The Cardinals forced the Bearcats to commit five turnovers in just the second quarter. Cincinnati shot 2 for 10 from the field and 0 for 4 from the 3-point line.
Sharing the ball
Scoring was not a problem for Ball State as they received contribution from all positions. Four Cardinals were able to put up double-digit points, led by freshman guard Anna Clephane with 22. Senior guard Nakeya Penny and sophomore forward Oshlynn Brown each added 14 points, and sophomore guard Maliah Howard-Bass recorded 11.
“Our team is a team that it doesn’t really matter who scores and who gets the points as long as we are doing well,” Clephane said.
Ball State’s ball movement created a lot of open shots for other teammates, and the Cardinals showed unselfish play, dishing out 16 team assists; their season average is 12.7 per game.
“We have a lot of confidence across the board on our team to just take the open shot and not really care who gets it,” Sallee said.
Ball State took control of the paint on the offensive end and continued to get the ball inside. The Cardinals scored 40 of their 75 points in the paint. Their inside game was efficient, shooting 22 of 38 from inside the 3-point line. Sallee said the team could win a lot of games if it scores points in the paint the way it did Wednesday.
“When you got a player like [Clephane] that can turn the corner and get it to the rim so well it helps [scoring points in the paint].”
The Clephane show
Clephane was aggressive on the offensive end as she scored most of her points attacking the basket. Her 22 points was a season-high, and she shot the ball well, making 7 of 14 attempts from the field. She also made 9 of 11 from the free-throw line. She led the team in rebounds with nine.
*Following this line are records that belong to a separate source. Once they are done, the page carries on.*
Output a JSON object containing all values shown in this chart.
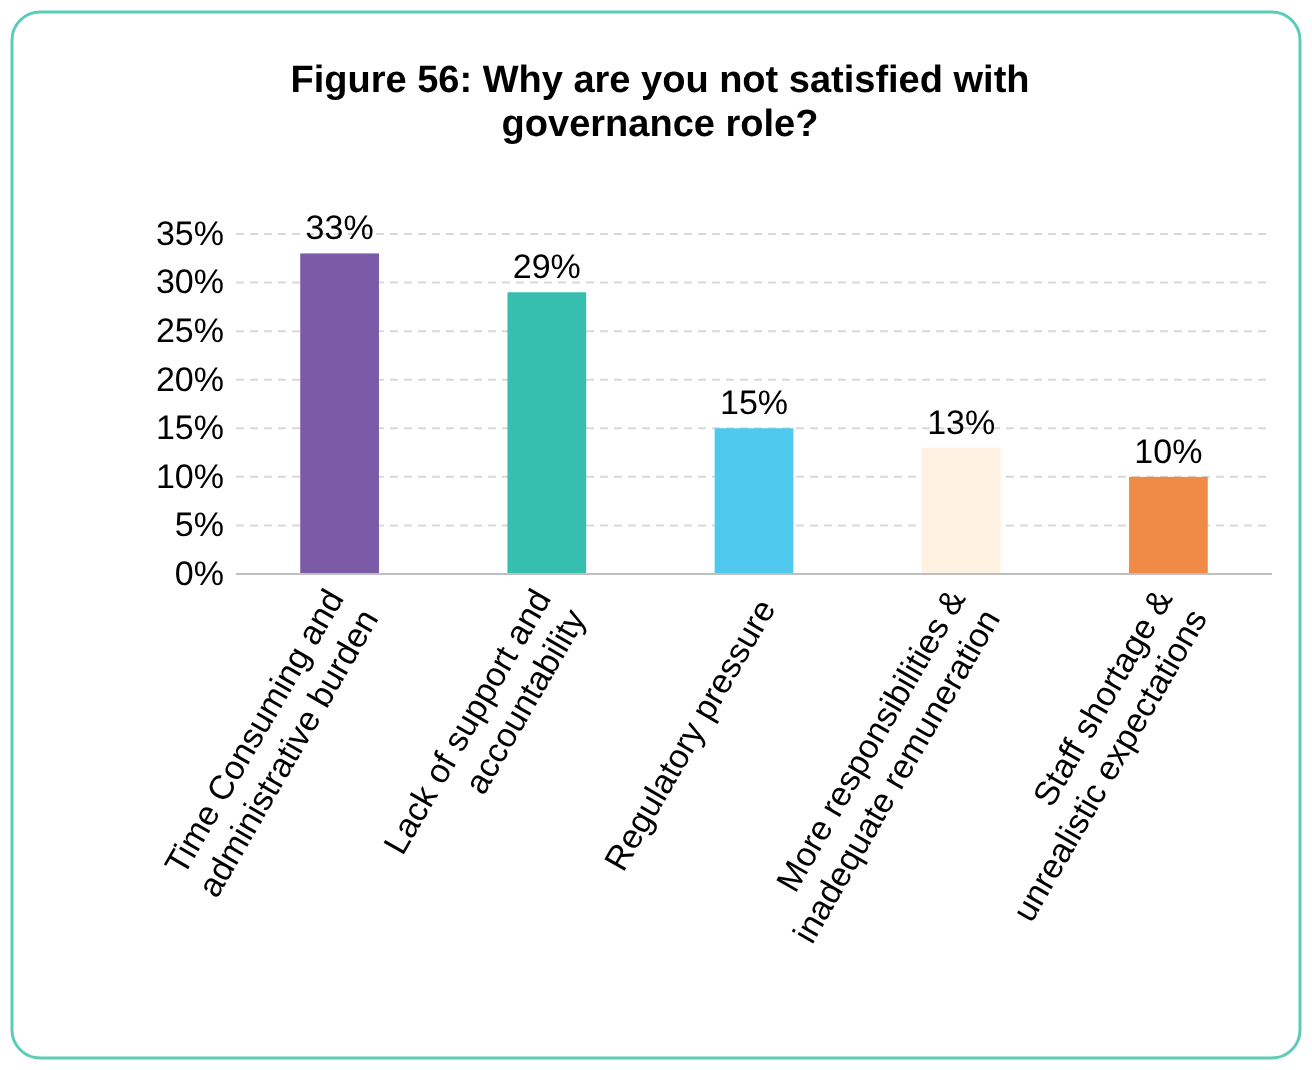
{
  "chart_data": {
    "type": "bar",
    "title": "Figure 56: Why are you not satisfied with governance role?",
    "categories": [
      "Time Consuming and administrative burden",
      "Lack of support and accountability",
      "Regulatory pressure",
      "More responsibilities & inadequate remuneration",
      "Staff shortage & unrealistic expectations"
    ],
    "values": [
      33,
      29,
      15,
      13,
      10
    ],
    "colors": [
      "#7b5ba7",
      "#36bfae",
      "#4fc8ee",
      "#fdf1e2",
      "#ef8b47"
    ],
    "ylim": [
      0,
      35
    ],
    "yticks": [
      {
        "value": 0,
        "label": "0%"
      },
      {
        "value": 5,
        "label": "5%"
      },
      {
        "value": 10,
        "label": "10%"
      },
      {
        "value": 15,
        "label": "15%"
      },
      {
        "value": 20,
        "label": "20%"
      },
      {
        "value": 25,
        "label": "25%"
      },
      {
        "value": 30,
        "label": "30%"
      },
      {
        "value": 35,
        "label": "35%"
      }
    ],
    "grid": "y",
    "value_labels": [
      "33%",
      "29%",
      "15%",
      "13%",
      "10%"
    ]
  }
}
Clephane said she feels she has grown a lot from when she first came in and believes she’s showing it with her IQ on the court.
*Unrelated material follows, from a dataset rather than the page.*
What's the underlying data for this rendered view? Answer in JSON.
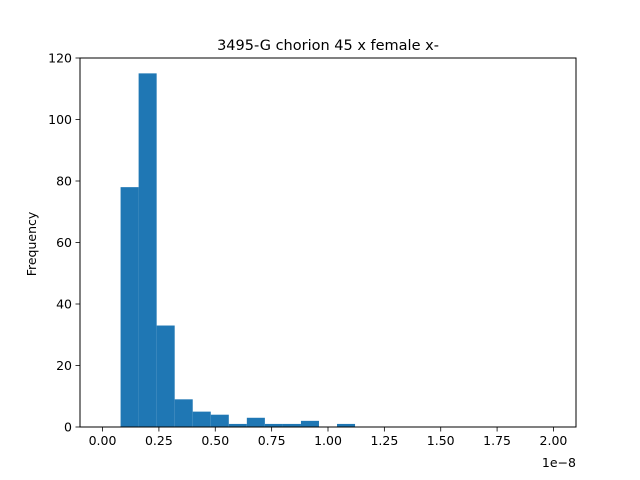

“The team and coaches have been pushing me to be more of a scorer and really get in there and show what I can do on the boards,” Clephane said.
Make the freebies count
The Cardinals made the Bearcats pay for sending them to the line. Ball State started off the game a perfect 11 of 11 from the free-throw line to help build on to their lead. They finished the game shooting 79.2 percent from the line, making 19 of 24 attempts. The Cardinals came into the game shooting around 58 percent as a team.